In the preface to his 1873 masterpiece, A Treatise on Electricity and Magnetism, Maxwell explained his debt to telegraphy, arguing that it gave “a commercial value to accurate electrical measurements” and also allowed tests “on a scale which greatly transcends that of any ordinary laboratory”, private or public. Indeed, telegraphy provided Maxwell with crucial support for his theory through measures of the electrostatic and electromagnetic units made in 1868–69.

Maxwell's decision to take over Cambridge's new experimental physics lab was in part driven by the need for such engineering resources. Happily, by the 1870s, Cambridge mathematics teachers were introducing students to submarine telegraphy in their new course on Maxwellian electromagnetism.

Ordinary growth

In sum, On Physical Lines of Force is an odd text to use as example of the unyielding purity of physical science. Maxwell's formulae did not appear in their most familiar form until almost 25 years after its publication. The four famous equations linking electromagnetic forces and fluxes owe their elegant and economical vector form to a brilliant London telegraphist, Oliver Heaviside. He published them in 1885 in The Electrician, a trade journal for electrical engineers and businessmen.

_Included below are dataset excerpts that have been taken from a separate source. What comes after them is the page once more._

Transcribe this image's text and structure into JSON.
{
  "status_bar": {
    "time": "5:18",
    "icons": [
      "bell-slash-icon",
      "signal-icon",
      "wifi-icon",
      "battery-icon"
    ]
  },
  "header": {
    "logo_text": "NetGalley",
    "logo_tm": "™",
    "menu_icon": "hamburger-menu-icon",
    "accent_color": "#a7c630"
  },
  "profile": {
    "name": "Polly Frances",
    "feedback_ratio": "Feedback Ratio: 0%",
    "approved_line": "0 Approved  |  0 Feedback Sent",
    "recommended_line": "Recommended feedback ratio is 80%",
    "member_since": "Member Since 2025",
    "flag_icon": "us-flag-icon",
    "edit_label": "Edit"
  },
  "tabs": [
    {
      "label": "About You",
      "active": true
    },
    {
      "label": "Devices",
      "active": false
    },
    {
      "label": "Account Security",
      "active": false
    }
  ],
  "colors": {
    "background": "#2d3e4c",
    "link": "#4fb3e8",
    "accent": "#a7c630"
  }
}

A veteran of the 1860s submarine cable schemes, Heaviside needed mathematical tools for managing energy transmission without distortion or loss. Unknown to the solitary telegraphist, a young German physicist, Heinrich Hertz, also established these simplified expressions for the field equations at the same time. Practical problems helped make these beautiful expressions, even in their most familiar, and apparently most abstract, mathematical form. For some time after 1885, they were not the Maxwell but the Hertz–Heaviside equations.

The French scientist Pierre Duhem saw this new physics as a sign of the rosbifs' industrial utilitarianism. “We thought we were entering the tranquil and neatly ordered abode of reason,” Duhem complained of a Maxwellian textbook, “but we find ourselves in a factory.” This was satirical, but in many ways it was spot on. There was an intimate and complex relation between the interests of scientific inquiry and commercial, industrial and technical enterprises. Victorians knew that well.

An 1883 cartoon (pictured), in a popular financial magazine, showed British physicists marching side by side with bankers, engineers, publishers and stockbrokers. Over the caption “telegraph and telephone mag(net)ates”, the cartoon targeted the threat of Thomas Edison's new telephone to the cable system. In the last public lecture he gave, Maxwell showed a University of Cambridge audience this telephone. He had a performance of the song Men of Harlech transmitted from the Sedgwick Museum of Earth Sciences across town to the Senate House. And he taught the key lesson that the linkage of “these currents of the telephone which produce an audible effect” with precision electromagnetism was part of “the ordinary growth of scientific principles”. Maxwell's triumphs of 150 years ago still have much to teach us about how this 'ordinary growth' works.